Поваров на кухню, диджея, ведущего и даже флористов заказывали отдельно. Дядя с тетей не вмешивались, да и не предлагали помощь. 
“Что ж, люди занятые, бизнес — дело хлопотное” – Марина себе это мысленно повторяла, будто заклинание, чтобы не царапало сердце.
Само торжество прошло красиво и громко. С раннего утра в кафе пахло застольем и вкусными блюдами, а в зале негромко играла живая музыка. 
Тосты поздравлявших сменяли друг друга, лица выходящих на подиум родственников сменялись, но без исключения – все поздравления были искренними и добрыми. 
— Ой, дочка, мы так рады с женой! Так рады, что наша единственная племянница наконец-то вышла замуж!

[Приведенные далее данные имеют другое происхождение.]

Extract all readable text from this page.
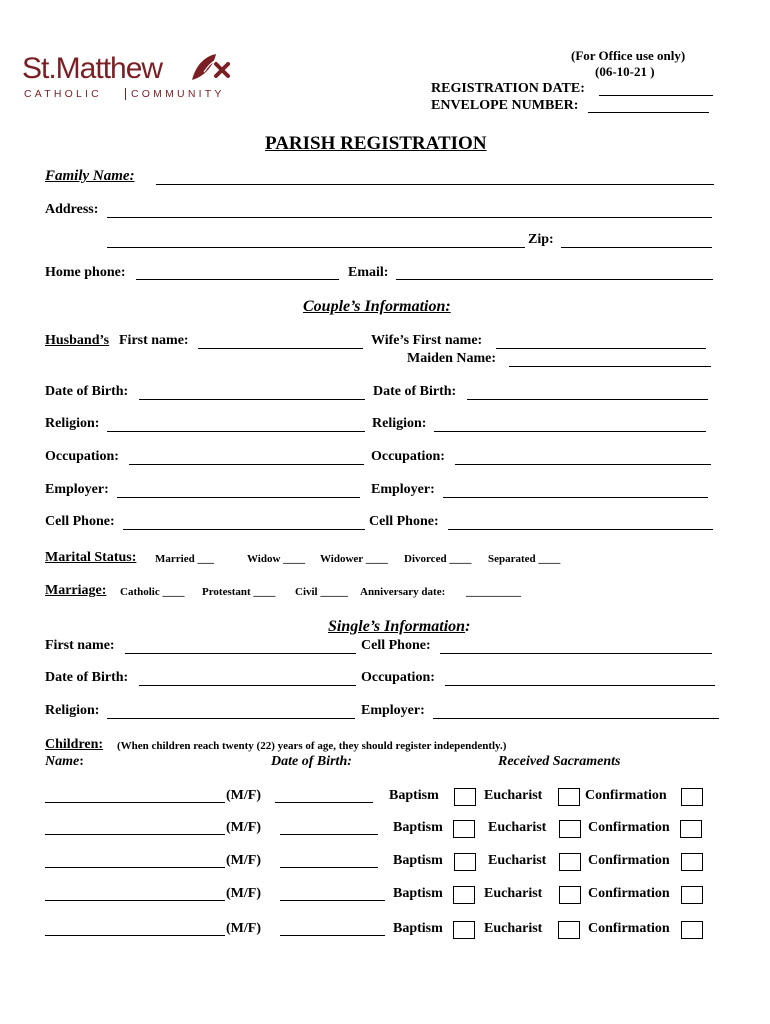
St.Matthew
CATHOLIC	COMMUNITY
(For Office use only)
(06-10-21 )
REGISTRATION DATE:
ENVELOPE NUMBER:
PARISH REGISTRATION
Family Name:
Address:
Zip:
Home phone:	Email:
Couple’s Information:
Husband’s First name:	Wife’s First name:
Maiden Name:
Date of Birth:	Date of Birth:
Religion:	Religion:
Occupation:	Occupation:
Employer:	Employer:
Cell Phone:	Cell Phone:
Marital Status: Married ___	Widow ____ Widower ____ Divorced ____ Separated ____
Marriage: Catholic ____ Protestant ____ Civil _____ Anniversary date: __________
Single’s Information:
First name:	Cell Phone:
Date of Birth:	Occupation:
Religion:	Employer:
Children: (When children reach twenty (22) years of age, they should register independently.)
Name:	Date of Birth:	Received Sacraments
(M/F)	Baptism	Eucharist	Confirmation
(M/F)	Baptism	Eucharist	Confirmation
(M/F)	Baptism	Eucharist	Confirmation
(M/F)	Baptism	Eucharist	Confirmation
(M/F)	Baptism	Eucharist	Confirmation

Ты же нам, Мариночка, как родная! – поздравлял и дядя с теткой Марину.
— Поэтому мы не пожалели своё кафе, и сделали, чтобы сегодня у вас был незабываемый вечер! — дядька говорил так, будто он всё тут организовал на безвозмездной основе – и оформление зала, и стол, и живую музыку, и ни копейки за это не взял с молодых.

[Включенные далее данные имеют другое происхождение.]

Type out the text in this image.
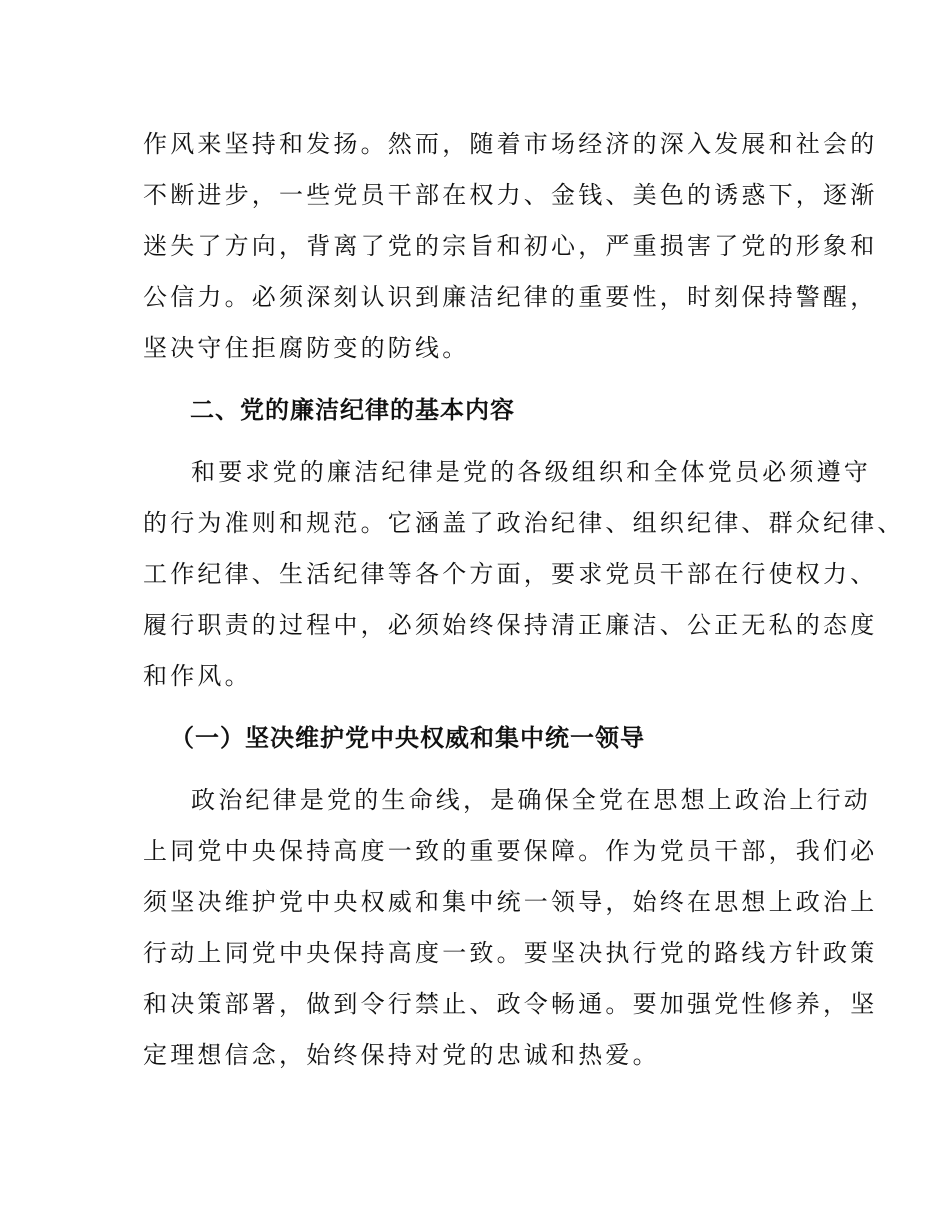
作风来坚持和发扬。然而，随着市场经济的深入发展和社会的
不断进步，一些党员干部在权力、金钱、美色的诱惑下，逐渐
迷失了方向，背离了党的宗旨和初心，严重损害了党的形象和
公信力。必须深刻认识到廉洁纪律的重要性，时刻保持警醒，
坚决守住拒腐防变的防线。
二、党的廉洁纪律的基本内容
和要求党的廉洁纪律是党的各级组织和全体党员必须遵守
的行为准则和规范。它涵盖了政治纪律、组织纪律、群众纪律、
工作纪律、生活纪律等各个方面，要求党员干部在行使权力、
履行职责的过程中，必须始终保持清正廉洁、公正无私的态度
和作风。
（一）坚决维护党中央权威和集中统一领导
政治纪律是党的生命线，是确保全党在思想上政治上行动
上同党中央保持高度一致的重要保障。作为党员干部，我们必
须坚决维护党中央权威和集中统一领导，始终在思想上政治上
行动上同党中央保持高度一致。要坚决执行党的路线方针政策
和决策部署，做到令行禁止、政令畅通。要加强党性修养，坚
定理想信念，始终保持对党的忠诚和热爱。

По крайней мере, многие из гостей именно так и подумали, особенно кто был из дальних родственников. Родственники подходили к Марине и шушукали на ухо:

— Какой у тебя дядька-то молодец, почище даже родителей, всё организовал! Почет таким людям и уважение! – твердили Марине родственники, а молодой женщине было неприятно такое слышать, ведь это было ложью.

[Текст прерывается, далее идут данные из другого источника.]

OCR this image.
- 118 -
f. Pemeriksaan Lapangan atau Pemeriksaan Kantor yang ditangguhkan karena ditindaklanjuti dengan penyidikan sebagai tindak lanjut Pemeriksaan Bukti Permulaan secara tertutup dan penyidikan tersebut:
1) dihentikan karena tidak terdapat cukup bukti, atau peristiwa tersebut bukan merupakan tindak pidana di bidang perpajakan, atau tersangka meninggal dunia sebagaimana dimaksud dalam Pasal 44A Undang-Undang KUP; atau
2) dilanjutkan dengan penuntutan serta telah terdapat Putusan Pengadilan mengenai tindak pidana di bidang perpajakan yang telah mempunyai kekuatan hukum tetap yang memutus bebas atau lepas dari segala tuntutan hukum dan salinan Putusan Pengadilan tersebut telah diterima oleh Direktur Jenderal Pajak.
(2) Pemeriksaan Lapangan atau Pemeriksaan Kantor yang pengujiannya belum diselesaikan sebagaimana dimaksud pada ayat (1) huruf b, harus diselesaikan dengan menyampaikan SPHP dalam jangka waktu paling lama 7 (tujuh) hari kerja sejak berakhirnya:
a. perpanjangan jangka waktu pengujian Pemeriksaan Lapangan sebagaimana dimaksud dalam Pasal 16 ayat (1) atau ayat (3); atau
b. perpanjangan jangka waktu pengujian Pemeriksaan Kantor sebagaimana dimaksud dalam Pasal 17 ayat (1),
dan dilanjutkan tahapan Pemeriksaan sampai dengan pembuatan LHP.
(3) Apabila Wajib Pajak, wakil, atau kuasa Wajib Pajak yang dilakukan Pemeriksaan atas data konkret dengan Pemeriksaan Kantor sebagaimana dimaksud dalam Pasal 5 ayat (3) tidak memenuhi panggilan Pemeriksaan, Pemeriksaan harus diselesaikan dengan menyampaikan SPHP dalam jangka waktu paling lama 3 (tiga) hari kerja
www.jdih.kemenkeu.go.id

Но Марина сдержалась, не хотела просто портить своё торжество и выводить дядю на чистую воду. Да и зачем это было нужно? Пусть думают, что хотят.
Павел улыбался, слегка смущаясь своей новой непривычной для него роли мужа, Марина светилась, привыкала к кольцу на пальце. 
В перерывах между танцами она ловила взгляд дяди — аккуратный, деловитый, чуть усталый. Казалось, он мысленно уже считал смену, оставшееся количество бутылок, и составлял графики работы кафе на завтра.
Когда на столах угасали свечи, а смех стал мягче, официанты подошли к Марине.
— Девушка, — вежливо наклонился один, с приметной родинкой у глаза, — что делать с едой? Осталось много. И алкоголь — тоже.
Марина оглянулась на зал — на тарелки с селедкой под шубой, на целые горки закусок, на сдвинутые к стене корзины с фруктами. В гостинице сегодня останутся дальние родственники, многие приехали на несколько дней, всех надо накормить и после торжества – на следующий день! Да и жалко — добро пропадет.
Марина только сейчас поняла, что явно переборщила с дорогими закусками, да и многими продуктами, думая, что будет мало, но гости не съели и половину блюд.

— Соберите, пожалуйста, все в пакеты и контейнеры, — сказала она. — Мы заберем с собой.
— Конечно, — кивнули официанты.
И снова — тосты, объятия на крыльце, быстрые разговоры у гардероба, теплые ладони, хлопавшие по плечам Павла и обнимавшие Марину. 
Когда почти все гости разошлись, они с мужем убежали в подсобку переодеться, вернулись обычными людьми — уже не невеста и жених, а просто Марина и Павел, люди, усталые от забот сегодняшнего дня и просто счастливые, что торжество прошло на уровне. 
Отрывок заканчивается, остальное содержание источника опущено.